The premise is fairly simple. After being wrongfully sacked, Derek Cho (The Walking Dead’s Steven Yeun) wants to confront his firm’s arrogant, cokehead CEO (Steven Brand). The complication? An airborne virus named ID7 has caused the building to be quarantined and has turned everyone inside into horny, rage-fuelled kooks. With revenge on his mind and a newfound urge to kill, Derek fights his way to the building’s top floor, aided by the equally-pissed Melanie (Australian Samara Weaving), who wants her foreclosure notice overturned by the firm.
This isn’t your typical zombie/outbreak affair, though. For one, everyone is contaminated – even our protagonists – so don’t expect much in the way of a moral compass. In that sense, Mayhem steers well clear of clichés. It’s dallying in a very established genre but it doesn’t fall back on easy shocks. This is the fourth film by director Joe Lynch, whose filmography is a jumble of semi-recognisable genre work like Wrong Turn 2, but where some of his earlier work were apparently victims of studio interference, Mayhem feels refreshingly handmade, thanks largely to its B-movie absurdity.1
In a structure reminiscent of other tower-set action flicks — think The Raid and Dredd — Derek and Melanie ascend the video game-like building, defeating waves of malicious co-workers along the way (including ‘The Reaper’, Dallas Roberts’ show-stealing human resources guy) before confronting the big bad boss at the top. Because of a legal loophole, ID7-contaminated individuals can get away with pretty much anything, including murder. As a result, the fights are brutal and blood-soaked, and amputations and disfigurations abound. It’s unrestrained in a way that is delightfully blasé – you may well find yourself cheering when the diabolical Siren (Caroline Chikezie) ends up on the wrong end of a power saw.

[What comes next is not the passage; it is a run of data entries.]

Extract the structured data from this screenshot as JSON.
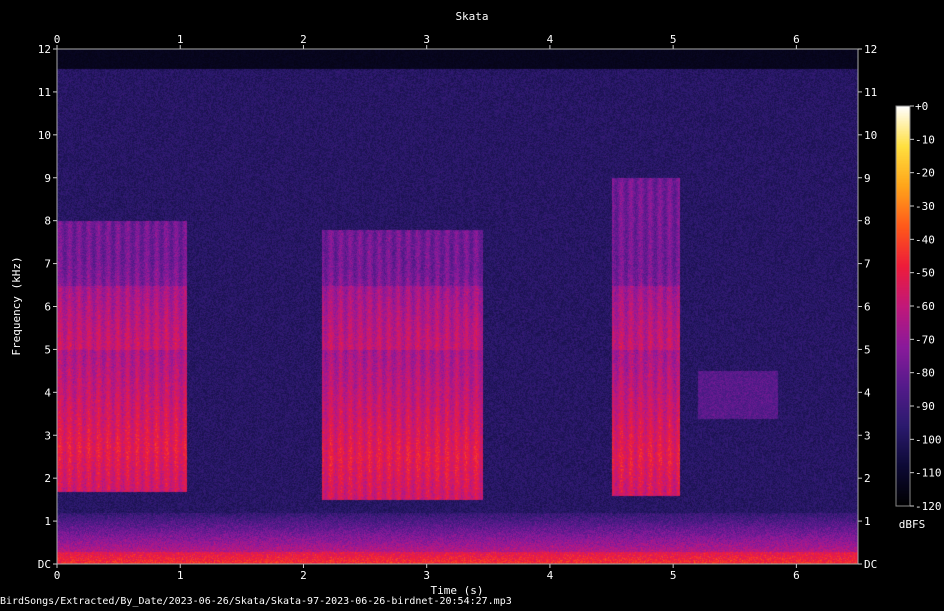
{
  "chart_data": {
    "type": "heatmap",
    "title": "Skata",
    "xlabel": "Time (s)",
    "ylabel": "Frequency (kHz)",
    "xlim": [
      0,
      6.5
    ],
    "ylim": [
      0,
      12
    ],
    "x_ticks": [
      "0",
      "1",
      "2",
      "3",
      "4",
      "5",
      "6"
    ],
    "y_ticks": [
      "DC",
      "1",
      "2",
      "3",
      "4",
      "5",
      "6",
      "7",
      "8",
      "9",
      "10",
      "11",
      "12"
    ],
    "colorbar": {
      "label": "dBFS",
      "range": [
        -120,
        0
      ],
      "ticks": [
        "+0",
        "-10",
        "-20",
        "-30",
        "-40",
        "-50",
        "-60",
        "-70",
        "-80",
        "-90",
        "-100",
        "-110",
        "-120"
      ]
    },
    "calls": [
      {
        "t_start": 0.0,
        "t_end": 1.05,
        "f_low": 1.7,
        "f_high": 8.0,
        "peak_f": 2.7
      },
      {
        "t_start": 2.15,
        "t_end": 3.45,
        "f_low": 1.5,
        "f_high": 7.8,
        "peak_f": 2.5
      },
      {
        "t_start": 4.5,
        "t_end": 5.05,
        "f_low": 1.6,
        "f_high": 9.0,
        "peak_f": 2.5
      }
    ],
    "colormap": [
      "#000000",
      "#0d0a35",
      "#2b1a6e",
      "#551a8b",
      "#8b1a9b",
      "#c2187a",
      "#ee1c3b",
      "#ff5a1a",
      "#ffa51a",
      "#ffe040",
      "#ffffff"
    ]
  },
  "footer": {
    "path": "BirdSongs/Extracted/By_Date/2023-06-26/Skata/Skata-97-2023-06-26-birdnet-20:54:27.mp3"
  }
}
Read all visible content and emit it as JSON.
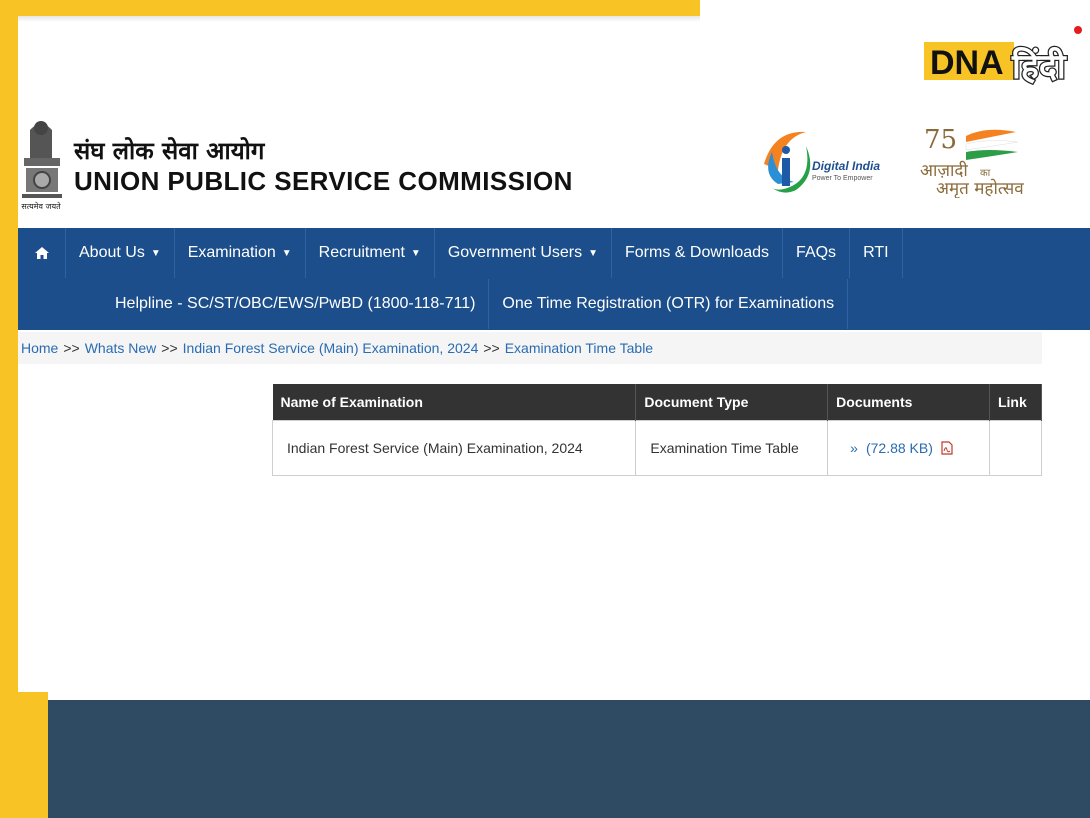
{
  "brand": {
    "dna_text": "DNA",
    "dna_hindi": "हिंदी"
  },
  "header": {
    "title_hindi": "संघ लोक सेवा आयोग",
    "title_english": "UNION PUBLIC SERVICE COMMISSION",
    "emblem_motto": "सत्यमेव जयते",
    "digital_india_title": "Digital India",
    "digital_india_tagline": "Power To Empower",
    "azadi_line1": "आज़ादी",
    "azadi_ka": "का",
    "azadi_line2": "अमृत महोत्सव",
    "azadi_number": "75"
  },
  "nav": {
    "home_icon": "home-icon",
    "row1": [
      {
        "label": "About Us",
        "dropdown": true
      },
      {
        "label": "Examination",
        "dropdown": true
      },
      {
        "label": "Recruitment",
        "dropdown": true
      },
      {
        "label": "Government Users",
        "dropdown": true
      },
      {
        "label": "Forms & Downloads",
        "dropdown": false
      },
      {
        "label": "FAQs",
        "dropdown": false
      },
      {
        "label": "RTI",
        "dropdown": false
      }
    ],
    "row2": [
      {
        "label": "Helpline - SC/ST/OBC/EWS/PwBD (1800-118-711)"
      },
      {
        "label": "One Time Registration (OTR) for Examinations"
      }
    ]
  },
  "breadcrumb": {
    "items": [
      "Home",
      "Whats New",
      "Indian Forest Service (Main) Examination, 2024",
      "Examination Time Table"
    ],
    "separator": ">>"
  },
  "table": {
    "headers": [
      "Name of Examination",
      "Document Type",
      "Documents",
      "Link"
    ],
    "rows": [
      {
        "name": "Indian Forest Service (Main) Examination, 2024",
        "doc_type": "Examination Time Table",
        "doc_marker": "»",
        "doc_size": "(72.88 KB)",
        "link": ""
      }
    ]
  },
  "colors": {
    "nav_bg": "#1b4e8a",
    "frame_yellow": "#f7c325",
    "footer": "#2f4a63",
    "link": "#2a6cb1",
    "table_header": "#333333"
  }
}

The script, though, is a bit scattershot. There are some painfully unfunny lines, mostly early on when we’re suffering through exposition. Once limbs start getting sawn off, the film gets a better handle of its comedy. A big factor in this is the introduction of Melanie. Home and Away alumnus Samara Weaving blows her experienced cast mates out of the water. She wields a nail gun like she was born to do so, with a demented smile to boot. Yeun too has a lot of natural charisma, and while most of that has gone to waste in the dreary last few seasons of The Walking Dead, he’s easy to root for as the disillusioned Derek.
If anything, Mayhem tries a little too hard to rationalise its premise. There’s quite an extensive voiceover setup, as well as dense explanations about the legal precedent of the pathogen. Aside from the opening exposition though, Mayhem maintains its frenzied pace and infectious vigour basically until the end, which is no mean feat. I also have mixed feelings about what Steve Moore’s score contributes to this. His euphoric electronica style worked incredibly well for The Guest, but seems ill-suited to the high octane energy of this slaughterfest.
Mayhem is admirably committed to its conceit, which I should emphasise, is pretty terrific. If you’re on the fence about a corporate career, this will make your mind up for you. Lynch makes great use of a limited budget, delivering the goods where it matters – I don’t think lawyer killing has ever been this much fun. And while it’s certainly heavy-handed, the comedy is so black and the violence is so ultra that it’s clear no one is taking themselves too seriously, behind the camera or in front. Though Mayhem is far from perfectly executed, the executions in it are damn near perfect.